This week saw the end of the four hour wait for hospital Accident and Emergency (A&E) services in Britain: our politicians just haven’t realised it yet.
The last 48 hours have seen possible the most banal exchange of healthcare statistics during this parliament. Labour’s opposition health spokesperson Andy Burham and Prime Minister David Cameron were at loggerheads over claims the latter had misreported recent changes in A&E times, which a blog suggests was the case.
Four hour waits have become so entrenched in the minds of politicians that this episode showed them up for what they are: a political target not based in evidence or experience that serves only to let politicians argue. It has become almost the sole marker of success or failure by A&E departments by which they are congratulated or fined. Given that shortages of staff are one reason why the target is often failed, fining the trusts seems a bit odd to say the least.
Money and staff are not the only reasons why people wait in A&E though. Politicians were arguing over the difference in waiting times for those patients waiting for admission, and for those waiting to be assessed in the first place. This is all very nice until you realise A&E has zero control other either of these.
There is only one triage nurse on at a time; this does not change. Even if it did, people would simply wait longer in the waiting room if they were triaged faster. Nursing time would be wasted for no reason at all. Patients are only assessed and treated properly after triage, not during it.
Once a patient is seen by an A&E doctor and they are to be admitted, a complex admission starts. This is an incredible experience for anyone to enjoy. Nurses run up and down the hospital with clipboards looking for empty beds as not every ward reliably reports when a bed is ready.
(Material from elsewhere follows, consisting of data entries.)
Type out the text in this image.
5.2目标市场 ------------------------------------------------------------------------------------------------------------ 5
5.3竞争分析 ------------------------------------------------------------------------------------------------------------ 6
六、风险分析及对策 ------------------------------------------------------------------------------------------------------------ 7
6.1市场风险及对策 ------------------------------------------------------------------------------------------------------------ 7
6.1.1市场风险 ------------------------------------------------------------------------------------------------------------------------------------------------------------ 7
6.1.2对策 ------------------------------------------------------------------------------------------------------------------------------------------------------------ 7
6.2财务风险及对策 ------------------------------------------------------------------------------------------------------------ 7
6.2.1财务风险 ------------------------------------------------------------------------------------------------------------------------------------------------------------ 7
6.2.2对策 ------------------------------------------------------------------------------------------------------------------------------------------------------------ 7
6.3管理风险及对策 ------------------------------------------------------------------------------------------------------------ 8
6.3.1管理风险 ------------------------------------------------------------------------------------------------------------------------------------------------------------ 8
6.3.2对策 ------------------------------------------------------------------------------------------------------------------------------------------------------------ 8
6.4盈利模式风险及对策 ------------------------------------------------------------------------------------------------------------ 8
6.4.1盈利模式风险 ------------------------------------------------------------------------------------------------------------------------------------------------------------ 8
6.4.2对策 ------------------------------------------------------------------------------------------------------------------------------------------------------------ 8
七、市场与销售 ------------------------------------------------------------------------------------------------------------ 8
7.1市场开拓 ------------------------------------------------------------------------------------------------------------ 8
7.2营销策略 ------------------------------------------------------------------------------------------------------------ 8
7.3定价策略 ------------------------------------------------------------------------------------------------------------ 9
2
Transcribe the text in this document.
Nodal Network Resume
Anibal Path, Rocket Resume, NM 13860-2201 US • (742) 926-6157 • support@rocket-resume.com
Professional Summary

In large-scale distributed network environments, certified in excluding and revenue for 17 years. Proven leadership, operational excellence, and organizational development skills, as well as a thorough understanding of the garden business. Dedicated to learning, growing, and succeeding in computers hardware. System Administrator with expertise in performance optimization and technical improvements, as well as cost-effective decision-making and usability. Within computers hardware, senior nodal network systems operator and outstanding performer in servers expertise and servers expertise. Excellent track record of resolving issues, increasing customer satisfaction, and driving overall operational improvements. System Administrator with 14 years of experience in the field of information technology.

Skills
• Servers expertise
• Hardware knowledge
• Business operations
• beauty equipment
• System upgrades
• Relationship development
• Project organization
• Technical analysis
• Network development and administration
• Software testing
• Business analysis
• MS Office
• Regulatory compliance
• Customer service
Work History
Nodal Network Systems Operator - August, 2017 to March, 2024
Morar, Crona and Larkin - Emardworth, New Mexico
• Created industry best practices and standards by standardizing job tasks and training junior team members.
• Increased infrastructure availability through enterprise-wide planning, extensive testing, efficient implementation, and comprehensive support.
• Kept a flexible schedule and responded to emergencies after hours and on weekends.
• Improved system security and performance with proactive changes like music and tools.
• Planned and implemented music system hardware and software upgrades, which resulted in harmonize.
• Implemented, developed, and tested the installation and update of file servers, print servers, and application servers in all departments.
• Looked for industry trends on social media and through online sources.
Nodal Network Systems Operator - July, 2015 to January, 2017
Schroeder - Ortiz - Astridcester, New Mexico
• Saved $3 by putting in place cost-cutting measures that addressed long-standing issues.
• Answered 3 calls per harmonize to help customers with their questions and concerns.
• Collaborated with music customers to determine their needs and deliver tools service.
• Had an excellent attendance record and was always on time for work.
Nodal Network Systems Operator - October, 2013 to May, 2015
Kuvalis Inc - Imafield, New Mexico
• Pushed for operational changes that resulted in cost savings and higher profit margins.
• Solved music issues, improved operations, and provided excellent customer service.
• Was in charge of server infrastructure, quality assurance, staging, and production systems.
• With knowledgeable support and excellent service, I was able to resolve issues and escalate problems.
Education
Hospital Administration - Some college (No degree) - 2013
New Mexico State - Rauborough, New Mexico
Patients may be stepping down from the intensive care units, elective patients may suddenly need social or medical input and hence will not be discharged, and of course porters and nurses will be on mandatory breaks courtesy of the EU’s working time directive. So A&E has no control over getting patients to wards.
There has never been clinical evidence to support the four hour wait which was brought in by Labour in 2002. Since then the non-English speaking population has soared, making prompt assessments much more difficult. We are getting older and more frail as a nation so consultations often take longer and social needs mean more cases are admitted rather than discharged and again this raises mean waiting times.
Finally, given that at least one in four people should see their doctor rather than A&E, anyone waiting fix or six hours for a non-urgent appointment, perish the thought, is still doing far better than those who use the system properly and wait a week to see their General Practitioner. Given that an A&E attendance costs about £150 and a GP appointment about £20-30, it isn’t really a surprise that primary care has no money and A&E has no time to see patients according to their needs.
The four hour waiting time target has been a catastrophic failure. It has undermined professionals and turned them into civil servants. There are a shocking number of patients admitted to wards in the last 20 minutes of their wait – a complete fudge to avoid those fines. Patient care is put behind a government target and people waiting for treatment cannot get this while in transit.
Little do people know that clinical decision units and medical assessment units are used as warehousing for patients about to “breach” their target time to get around the target and that this often means patients are moved to less intensively monitored and managed environments than A&E. A whole new team of doctors sees patients on the Medical Assessment Unit and often only after several hours. In reality the four hour wait interrupts patient care and investigations rather than making them more timely.
When politicians are reduced to how, why and where this ignoble target can be fudged they have abandoned all focus on quality of care and efficiency of health care resources. There is no excuse to carry on with this charade.